National Pork Producers Council v. Ross
At issue is a California law that bans the sale of pork in California unless certain state regulations are obeyed. Pork producers complained that the rules affect out-of-state farmers, and thus is a dormant commerce clause violation. That clause refers to the prohibition against states passing legislation that excessively burdens interstate commerce. It may seem like a small dispute, but the commerce clause angle triggered an avalanche of amicus briefs put before the high court. “A lot of energy companies are watching this case,” says Streett, “because it could bear on whether states may impose intrastate regulations on the industry despite the fact that these regulations may disrupt an integrated, national market. Keller of Lehotsky Keller said of the case that “the broader questions about the commerce clause could potentially have big implications for the business community, far outside this individual context.” The argument will take place Oct. 11.

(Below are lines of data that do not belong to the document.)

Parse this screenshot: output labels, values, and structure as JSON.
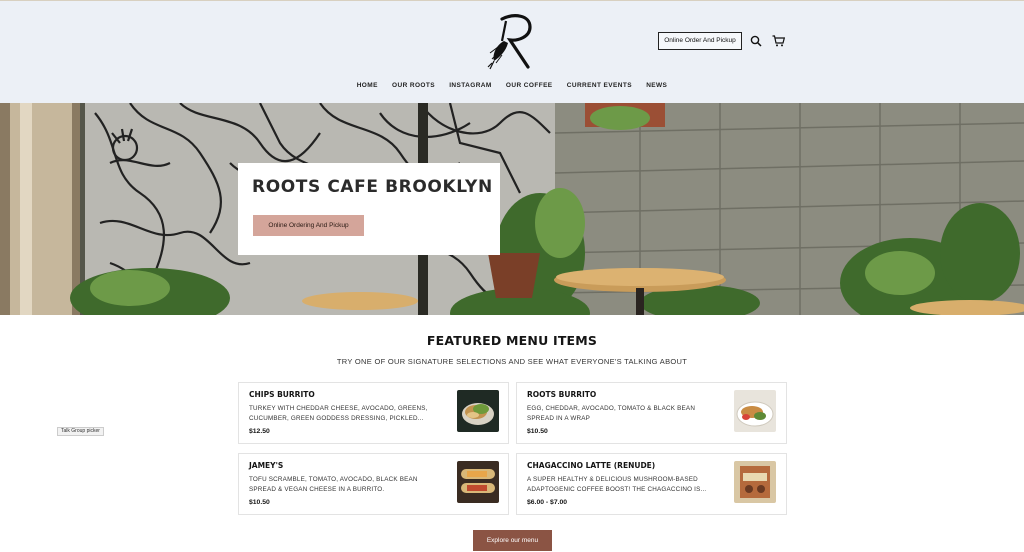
{
  "header": {
    "order_button": "Online Order And Pickup",
    "nav": [
      "HOME",
      "OUR ROOTS",
      "INSTAGRAM",
      "OUR COFFEE",
      "CURRENT EVENTS",
      "NEWS"
    ]
  },
  "hero": {
    "title": "ROOTS CAFE BROOKLYN",
    "button": "Online Ordering And Pickup"
  },
  "featured": {
    "title": "FEATURED MENU ITEMS",
    "subtitle": "TRY ONE OF OUR SIGNATURE SELECTIONS AND SEE WHAT EVERYONE'S TALKING ABOUT",
    "items": [
      {
        "name": "CHIPS BURRITO",
        "description": "TURKEY WITH CHEDDAR CHEESE, AVOCADO, GREENS, CUCUMBER, GREEN GODDESS DRESSING, PICKLED...",
        "price": "$12.50"
      },
      {
        "name": "ROOTS BURRITO",
        "description": "EGG, CHEDDAR, AVOCADO, TOMATO & BLACK BEAN SPREAD IN A WRAP",
        "price": "$10.50"
      },
      {
        "name": "JAMEY'S",
        "description": "TOFU SCRAMBLE, TOMATO, AVOCADO, BLACK BEAN SPREAD & VEGAN CHEESE IN A BURRITO.",
        "price": "$10.50"
      },
      {
        "name": "CHAGACCINO LATTE (RENUDE)",
        "description": "A SUPER HEALTHY & DELICIOUS MUSHROOM-BASED ADAPTOGENIC COFFEE BOOST! THE CHAGACCINO IS...",
        "price": "$6.00 - $7.00"
      }
    ],
    "explore_button": "Explore our menu"
  },
  "tooltip": "Talk Group picker",
  "colors": {
    "header_bg": "#ecf0f6",
    "hero_button": "#d4a59a",
    "explore_button": "#8b5444"
  },
  "icons": [
    "roots-logo",
    "search-icon",
    "cart-icon"
  ]
}
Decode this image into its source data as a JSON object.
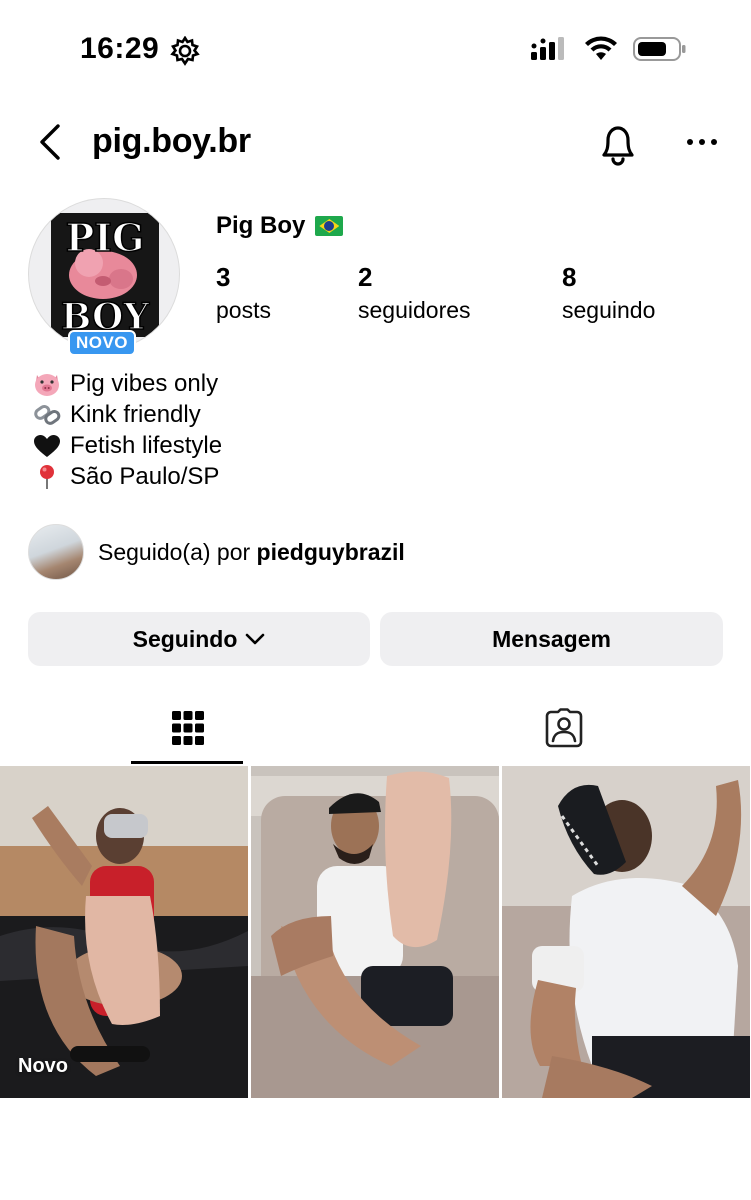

Mallory v. Norfolk Southern Railway Co.
Robert Mallory, a railway worker from Virginia, sued Norfolk Southern in Pennsylvania, claiming that the company caused his exposure to toxic materials that caused his cancer. The state court ruled that it lacked jurisdiction over the company. The state court rejected Mallory’s contention that the company had agreed to be sued in Pennsylvania when it registered to do business in the state. Lynn Pinker’s Coale said, “The Mallory case about whether registering to do business in a state makes you subject to jurisdiction there is a really important, basic issue about personal jurisdiction that SCOTUS has managed to dodge for decades, and which really needs an answer. The law is foggy enough about personal jurisdiction already without that issue sitting there undecided.” The case will be argued Nov. 8.
Securities and Exchange Commission v. Cochran
In this case, set to be argued Nov. 7, the issue is whether federal district courts have the power to consider claims challenging the constitutionality of the SEC’s administrative law proceedings. The case was brought by accountant Michelle Cochran who was fined by the SEC for not complying with auditing standards. She went to a federal district court in Texas instead of an ALJ. A ruling by the Fifth Circuit stated that it was okay to go first to the district court rather than following SEC procedures. The Chamber of Commerce agreed, asserting that costly SEC proceedings “can pose an existential threat to business operations.” Coale said, “I’m very interested in SEC v. Cochran, where there were a range of opinions on the Fifth Circuit – a majority, a strong concurrence that broadly criticized the administrative state and dissent – to see how ‘in step’ the Fifth Circuit is with the Roberts court as presently constituted.”